Courtesy of Clinton Fire Department — Emergency personnel respond to a natural gas leak early Monday evening.

It appears boring crew not at fault for natural gas leak

CLINTON — Help from multiple emergency departments and teamwork likely prevented a catastrophic event on Feb. 13 after contractors accidently bored through a natural gas line and sewer line simultaneously.

A company doing work in the city accidentally bored through the two lines late afternoon on Monday, Feb. 13.  Rather than the gas escaping through the ground and into the air, it entered the punctured sewer line and began entering homes in the area, said city commissioner Dan Ballenger.

“It had the potential of leveling that corner of town,” Ballenger said during Tuesday’s city council meeting.  “That’s how bad it was.”

He said police, fire, EMS, EMA, the school district and street department workers all played roles in evacuating residents and preventing a major mishap. 

Ballenger said the city’s mutual aid fire departments responded quickly, and within a short time, an area of about 20 square blocks was evacuated. 

“We had some really bad explosive levels in every house,” he said.

Five departments with about 30 firefighters responded to the scene originating near the intersection of W. Adams and S. Elm streets.  DeWitt County EMS helped evacuate residents who were unable under their own power, said Clinton Fire Chief Stephen Page.  T

he Clinton School District provided a bus to help with the evacuation and made school facilities available for evacuees.  Deputies from the DeWitt County Sheriff’s Office help Clinton Police manage traffic in the area.  City works administrator Steve Lobb provided barricades and sewer line maps, “so we could track where the gas could potentially go,” Page said.

“The Methodist Church also opened as a shelter for us,” Page added.

Firefighters carried more than 20 gas meters to check natural gas levels, including inside homes.  Fire departments use the meters to check for natural gas, and they also can be used to check carbon monoxide levels.

Springfield and Mt. Zion fire departments provided special fans to help dissipate the natural gas. 

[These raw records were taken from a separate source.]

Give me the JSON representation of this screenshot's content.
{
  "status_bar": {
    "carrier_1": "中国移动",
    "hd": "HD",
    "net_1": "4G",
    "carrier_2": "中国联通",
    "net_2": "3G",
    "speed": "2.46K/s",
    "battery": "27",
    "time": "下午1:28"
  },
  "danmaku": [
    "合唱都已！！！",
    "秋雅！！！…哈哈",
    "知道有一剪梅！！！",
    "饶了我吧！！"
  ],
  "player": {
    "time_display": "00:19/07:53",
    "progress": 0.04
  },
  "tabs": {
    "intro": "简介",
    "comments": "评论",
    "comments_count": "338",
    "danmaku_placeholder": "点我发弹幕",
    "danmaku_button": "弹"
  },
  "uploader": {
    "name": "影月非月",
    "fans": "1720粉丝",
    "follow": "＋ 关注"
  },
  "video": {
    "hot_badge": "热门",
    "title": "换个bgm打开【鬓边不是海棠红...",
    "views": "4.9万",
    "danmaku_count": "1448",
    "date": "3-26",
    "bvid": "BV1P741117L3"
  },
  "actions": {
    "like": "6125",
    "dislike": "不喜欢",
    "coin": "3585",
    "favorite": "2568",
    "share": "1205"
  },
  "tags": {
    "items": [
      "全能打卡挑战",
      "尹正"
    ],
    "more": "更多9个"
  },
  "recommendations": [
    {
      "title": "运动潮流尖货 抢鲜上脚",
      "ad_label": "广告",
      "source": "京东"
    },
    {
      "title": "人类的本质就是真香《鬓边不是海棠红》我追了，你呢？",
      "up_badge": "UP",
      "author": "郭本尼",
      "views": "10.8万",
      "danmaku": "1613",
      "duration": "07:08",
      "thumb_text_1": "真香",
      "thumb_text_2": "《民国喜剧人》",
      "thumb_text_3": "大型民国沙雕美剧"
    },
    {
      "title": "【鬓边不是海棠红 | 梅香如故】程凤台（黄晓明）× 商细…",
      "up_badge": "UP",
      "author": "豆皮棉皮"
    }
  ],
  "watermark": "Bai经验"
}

Page said his department’s people were on the scene for at least seven hours.  Clinton Fire had started that day with a major structure fire nearby at about 12:30 a.m.

It appears the boring crew bored in a spot that earlier had been marked as safe.

“We probably had some inadequate marking procedures,” Ballenger said.  “We’re not putting the blame on anyone at this point.”

He said more investigation was needed.

“We need to figure it out to make sure we’re right,” Ballenger said.

He said the potential existed for an explosion that could have leveled that portion of town.